Ivanka Trump's Corrupt Licensing Deal With the Japanese Government Is Just the Tip of the Iceberg
Ivanka Trump's company is in the process of signing a licensing deal for her clothing line in Japan and was negotiating terms of the deal at the time of her face-to-face meeting with the Prime Minister, ShinzÅ Abe and the President-elect Trump on November 8. While news reporters were forbidden from attending the meeting, a widely circulated photo taken during the conference became instantly controversial.
"To be in official meetings with foreign leaders does come a little bit too close to the possibility of people seeing her as advancing her own business interests through the mechanism, through the vehicle of the American Presidency," Michael O'Hanlon, a Senior Fellow, Brookings Foreign Policy Program explained on CNN Money.
It took weeks for media to make the connection between Ivanka's Japan deal and her presence in the meeting.
"Ivanka was finalizing Japanese business deal at time of Trump, Abe meeting," the Hill reported on December 4. At the time, a private viewing of Ivanka Trump products took place in Tokyo as Japanese apparel giant Sanei International neared a deal with Ms. Trump.
"The largest shareholder of Sanei’s parent company is the Development Bank of Japan, which is wholly owned by the Japanese government," The New York Times reported.
Looking back, Ivanka Trump's presence at the President-elect's meeting was hardly coincidental. But not even Young Turks host Cenk Uygur realized this mid-November.
"You know when I saw her in that meeting, I was still, at that incredibly late date, naive," Uygur admitted. "I'm like, 'I guess she wanted to sit in on a meeting.' I'm better than that, I should have seen that better."
The anti-Ivanka Trump movement was launched less than a month before the election. And even in July, Forbes reported that Ivanka's retail collaborations appeared to be "thriving. Yet, as the Boycott Ivanka movement continues nationwide, it's worth noting that Ms. Trump's manufacturer, G-III Apparel Group, has remained silent.
G-III Apparel Group, Ltd. (“G-III") was founded in 1956 by a Holocaust survivor named Aron Goldfarb, who established his own outerwear company soon after immigrating to New York City. The company entered into a licensing agreement with Ivanka Trump nearly four years ago on December 12, 2012.
“We are very excited to partner with Ivanka Trump on this inspiring collection of women’s apparel," Morris Goldfarb, Chairman and Chief Executive Officer of G-III announced. "The Ivanka Trump brand will capture the next generation of young, confident and sophisticated women as they make their mark on the world.”

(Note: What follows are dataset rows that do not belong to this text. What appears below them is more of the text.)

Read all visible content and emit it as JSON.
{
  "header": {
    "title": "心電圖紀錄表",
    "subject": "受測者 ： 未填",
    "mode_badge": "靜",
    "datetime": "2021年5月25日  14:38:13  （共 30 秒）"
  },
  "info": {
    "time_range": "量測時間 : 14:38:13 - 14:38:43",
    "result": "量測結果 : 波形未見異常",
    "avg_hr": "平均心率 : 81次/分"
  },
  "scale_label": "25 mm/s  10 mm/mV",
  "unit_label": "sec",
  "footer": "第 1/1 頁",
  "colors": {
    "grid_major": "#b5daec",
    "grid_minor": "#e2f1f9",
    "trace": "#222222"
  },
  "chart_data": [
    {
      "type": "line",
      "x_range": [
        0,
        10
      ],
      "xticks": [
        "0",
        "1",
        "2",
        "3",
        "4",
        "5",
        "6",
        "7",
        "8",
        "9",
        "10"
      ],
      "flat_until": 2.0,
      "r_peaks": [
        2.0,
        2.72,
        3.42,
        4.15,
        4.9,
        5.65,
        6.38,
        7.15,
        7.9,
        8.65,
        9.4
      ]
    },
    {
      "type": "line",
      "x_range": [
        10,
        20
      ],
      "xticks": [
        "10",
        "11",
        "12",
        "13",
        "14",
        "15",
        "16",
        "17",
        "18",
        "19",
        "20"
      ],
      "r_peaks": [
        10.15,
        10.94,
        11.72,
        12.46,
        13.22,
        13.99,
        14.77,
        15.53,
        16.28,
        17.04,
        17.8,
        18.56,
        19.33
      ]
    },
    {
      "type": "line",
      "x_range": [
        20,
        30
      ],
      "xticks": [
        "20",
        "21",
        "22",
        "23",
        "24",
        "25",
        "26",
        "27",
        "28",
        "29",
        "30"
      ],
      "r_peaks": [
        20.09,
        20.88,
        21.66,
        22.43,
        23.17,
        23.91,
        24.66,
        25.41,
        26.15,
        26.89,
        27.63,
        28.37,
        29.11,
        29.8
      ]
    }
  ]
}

Ivanka Trump wore a pink sheath dress from her own collection at the 2016 Republican National Convention; A statement heralded by Trump supporters due to its affordability. But ironically, the Ivanka Trump collection would have a much higher price tag if manufactured in the United States.
"Ivanka Trump’s $100 million apparel line is sewn in Asian countries under a licensing agreement with G-III Apparel Group Inc., which has expanded from making coats in New York’s Garment District to become a manufacturer of global scope," Bloomberg Retail analyst Lindsey Rupp reported.
"That method of selling $140 sheath dresses and $80 sweaters could mean political embarrassment for her father, who has threatened a trade war against China, the world’s second-largest economy," Rupp added.